On the other hand, I think it's beneficial to NOT recognize the individual as a tulku if it these "low level" incarnations do not show befitting qualities. It only boost their egos if the motivation is not selflessly driven and it gives a bad name to tulkus in general. I suppose that's where the skillfulness of the lamas comes into play, to reveal or not to reveal such information.

Tammy

  • Sr. Member
  • ****
  • Posts: 319
Re: Tulku System
« Reply #32 on: October 14, 2012, 03:33:35 PM »
Recently I saw a documentary about Tulku system in Butan. Their government had just past a law requiring each Tulku to be recognized and 'approved' by a special council. The reason for this - too many Tulkus has been recognized by the normal procedures. And many people tried very hard to have their sons recognized as Tulku for financial gains and advancement in social status.

It is sad the Butan government had to resolve to this to make sure that the system of recognizing Tulkus are not
being abused and misused.

What else would people do to fulfill their selfishness and attachments ??
Down with the BAN!!!

Benny

  • Full Member
  • ***
  • Posts: 147
Re: Tulku System
« Reply #33 on: October 14, 2012, 06:01:29 PM »
Thank you Vajraprotector for sharing this article , it is very informative and interesting. I have read a long time ago, some where before that Steven Seagal was a Rinpoche , and i dont know if it was Penor Rinpoche who recognized him. I also watched the documentary about Bhutan's dilemma or controversy about there being too many families vying to have their individual sons recognized as Tulkus for various material gains.

It is sad to see how people of this day and age being blinded by the eight worldly concerns corrupting what has been a very sacred and sanctified tradition. As with everything else, it is not the religion , tradition or belief that is the problem but mankind.

The solution is very simple, stop glorifying the Tulkus. It is not what they have done before that matters , it is the present and future that we should be concerned with. Yes , it is indeed worthy of rejoicing that an "attained" being had made such compassionate decisions to return again to benefit us all, BUT this same being can whether through his own choosing or not decide NOT to continue, that is a real possibility ! So what is the big hoo haa ? Countless monks do " fall " to the lower realms due to transgressions of the laws of karma as stated in the Lamrin .
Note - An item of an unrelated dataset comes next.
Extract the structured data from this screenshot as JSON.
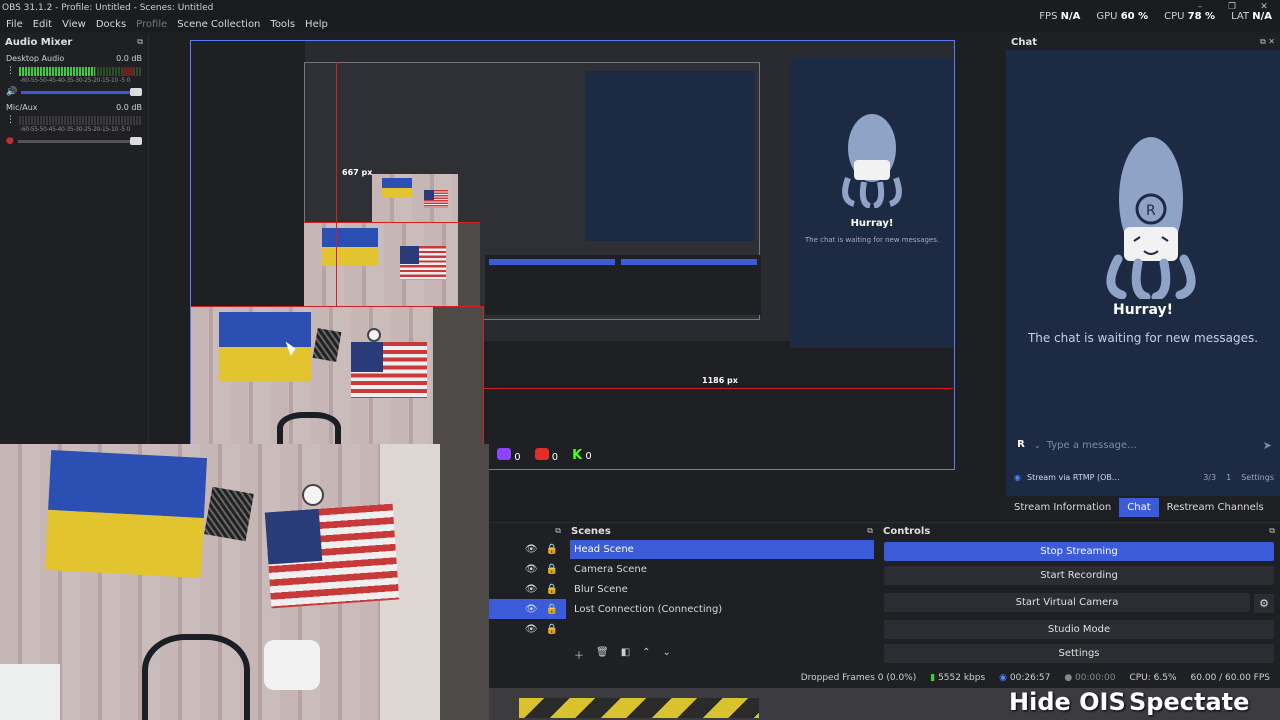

What we should take to heart is what His Holiness Penor Rinpoche has reminded us here , it is our motivation. This paragraph by His Holiness sums it up :

"Whenever there is a new incarnation born or recognized, I personally feel very happy because it is like you have one more brother or sister. I take delight in such occasions as they seek to further compassionate activity for others. Being recognized as a tulku is an acknowledgment of one's potential to help others. Such recognition does not mean that one is already a realized teacher. The degree to which tulkus have been able to actualize and utilize their potential depends upon how they have been able to use their past circumstances and how they currently use their present circumstances to develop their potential. Each tulku must work to develop themselves to the best of their ability. The essential point is that a tulku should strive to help others in whatever life situation they find themselves. It is out of such an aspiration to help all sentient beings that I have recognized many tulkus in my life and it is with this motivation that I recognized Steven Seagal as a tulku. If all beings seek to have this motivation, what need will there be for controversies and confusion over the motivations of others? "

Rihanna

  • Sr. Member
  • ****
  • Posts: 461
Re: Tulku System
« Reply #34 on: November 13, 2012, 05:07:56 AM »
Can the tulku system survive in the modern world? One still has to rely on traditional methods to recognize a tulku. I think it will last as long as there are great enlightened masters and authentic oracles who, with their omniscient powers, can recognize a real reincarnation. Personally, I hope it will continue because we need the enlightened beings to assist us in our journey to enlightenment.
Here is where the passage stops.